“I’m constantly questioning if I’ve crossed a line with my music.”
Whether he’s performing in a wedding dress or singing about LGBT issues, Palestinian musician Bashar Murad is used to taking risks.
As an Arab living in Jerusalem, he says he’s constantly challenging many of the conservative elements of his society.
“I try to be respectful to people – but also try not to.”
As an example, he mentions his song Everyone’s Getting Married, which riffs on his society’s traditional view of marriage.
“We’re always being asked, ‘When are you getting married?’ and we’ve created this concept that if you’re not married by the age of 30, that means there’s something wrong with you.”
So, he dug out a wedding dress.
“In the video I play the priest, the waiter, the groom and then the bride. I love to mess around with the gender roles.”
The dress has been worn at his gigs at various Palestinian venues, which he says has got him lots of support.
“There were some negative comments here and there,” he says. “But people tend to make these assumptions because not a lot of people have tried to take the risks I have.”
Bashar says his songs about gender equality, queer activism and life as an Arab in Israeli society challenge different kinds of people.
“It tends to anger people who don’t believe in full rights for Palestinians and also those from my own society who are happy with the status quo.
“I understand it’s a work in progress to open up people’s minds to new ideas.”
Recently, Israel received a lot of international attention when it hosted the Eurovision Song Contest.
Organisers will always say the contest is strictly non-political, which Bashar finds “a little ridiculous”.
“It was already political because it was taking place in Tel Aviv.”
There had been calls to boycott the event by critics of Israel’s policies towards Palestinians in the occupied West Bank, Gaza and East Jerusalem.

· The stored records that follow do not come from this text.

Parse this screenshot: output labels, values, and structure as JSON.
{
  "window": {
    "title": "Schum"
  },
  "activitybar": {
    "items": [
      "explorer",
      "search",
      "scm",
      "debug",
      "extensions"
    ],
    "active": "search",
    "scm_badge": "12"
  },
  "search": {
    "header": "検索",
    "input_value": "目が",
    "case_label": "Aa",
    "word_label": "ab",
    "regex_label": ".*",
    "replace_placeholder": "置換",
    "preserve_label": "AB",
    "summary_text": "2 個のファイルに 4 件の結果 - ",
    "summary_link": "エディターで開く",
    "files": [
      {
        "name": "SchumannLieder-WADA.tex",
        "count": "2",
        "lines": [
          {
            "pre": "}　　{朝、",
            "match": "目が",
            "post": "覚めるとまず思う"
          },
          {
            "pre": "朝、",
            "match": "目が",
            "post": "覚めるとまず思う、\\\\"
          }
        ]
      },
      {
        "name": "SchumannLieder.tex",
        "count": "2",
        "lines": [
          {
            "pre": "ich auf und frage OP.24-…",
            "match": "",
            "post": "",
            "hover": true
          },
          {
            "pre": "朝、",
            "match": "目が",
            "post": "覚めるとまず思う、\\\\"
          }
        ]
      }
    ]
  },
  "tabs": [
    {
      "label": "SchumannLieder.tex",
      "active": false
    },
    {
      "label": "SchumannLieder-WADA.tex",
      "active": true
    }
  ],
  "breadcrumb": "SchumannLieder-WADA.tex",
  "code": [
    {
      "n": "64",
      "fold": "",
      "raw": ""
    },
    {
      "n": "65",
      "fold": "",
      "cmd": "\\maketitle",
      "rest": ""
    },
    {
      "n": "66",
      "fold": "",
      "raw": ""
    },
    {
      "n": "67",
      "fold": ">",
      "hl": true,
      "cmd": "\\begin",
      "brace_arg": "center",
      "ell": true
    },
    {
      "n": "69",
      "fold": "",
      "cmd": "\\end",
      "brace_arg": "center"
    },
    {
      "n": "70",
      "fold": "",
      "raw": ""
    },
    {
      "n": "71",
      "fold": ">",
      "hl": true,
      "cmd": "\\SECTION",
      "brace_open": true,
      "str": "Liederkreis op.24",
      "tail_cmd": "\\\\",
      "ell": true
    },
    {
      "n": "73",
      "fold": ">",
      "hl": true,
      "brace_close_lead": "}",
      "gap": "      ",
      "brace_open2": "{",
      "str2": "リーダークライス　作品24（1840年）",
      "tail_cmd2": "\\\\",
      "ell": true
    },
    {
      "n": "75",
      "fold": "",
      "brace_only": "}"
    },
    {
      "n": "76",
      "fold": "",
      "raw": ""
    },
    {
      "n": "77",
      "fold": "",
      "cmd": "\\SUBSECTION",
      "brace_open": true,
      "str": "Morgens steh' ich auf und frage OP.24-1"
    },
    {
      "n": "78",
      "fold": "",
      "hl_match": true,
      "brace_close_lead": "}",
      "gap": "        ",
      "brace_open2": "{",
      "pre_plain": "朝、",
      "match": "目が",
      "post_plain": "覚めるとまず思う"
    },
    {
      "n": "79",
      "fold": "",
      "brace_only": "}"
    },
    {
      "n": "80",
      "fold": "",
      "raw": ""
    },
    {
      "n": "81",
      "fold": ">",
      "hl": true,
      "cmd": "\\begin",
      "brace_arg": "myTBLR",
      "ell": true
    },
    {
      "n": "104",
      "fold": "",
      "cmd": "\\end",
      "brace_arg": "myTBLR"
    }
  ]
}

“The whole Eurovision contest in Tel Aviv went on without any mention of what is happening to Palestinians.”
Palestinians in Gaza and the West Bank say they’re suffering because of Israeli actions and restrictions. Israel says it is only acting to protect itself from Palestinian violence.
Shortly after the contest finished, Bashar released a duet with Icelandic entrants Hatari, who gained attention for unfurling ‘Palestine’ scarves during the results show.
“I was proud of the guys,” he says. “They were the only contestants who actually made a statement.”
To many people, the use of the name ‘Palestine’ is contentious because some see it as not just pro-Palestinian, but as an anti-Israel expression too.
At the time, the EBU (which produces Eurovision) said it would be investigating the band’s actions.
“It wasn’t an attack on anybody,” says Bashar. “It was a show of solidarity to Palestinians. There were about 200 million people watching the final and I’m sure a lot of them had no idea what was going on here.”
He says people have messaged him since Eurovision saying the incident raised awareness of the wider political situation.
Hatari were eye-catching at Eurovision because of their leather and BDSM stage outfits.
Bashar recently performed with them on Icelandic television, getting a mixture of positive and “hateful” comments from Palestinians.
“I had some saying that I was being disrespectful and if Hatari were to come to Palestine in their BDSM outfits, they would probably get killed.”
However, whilst he says some of the protestors are loud, the Palestinian music scene as a whole might actually surprise a lot of people.
“There is a big electronic, trap and techno scene here,” he says. “We just had the first Palestinian Boiler Room live-streamed from Ramallah too. There are a lot of things people don’t know about.
“The best way is to come to Palestine and see for yourself.”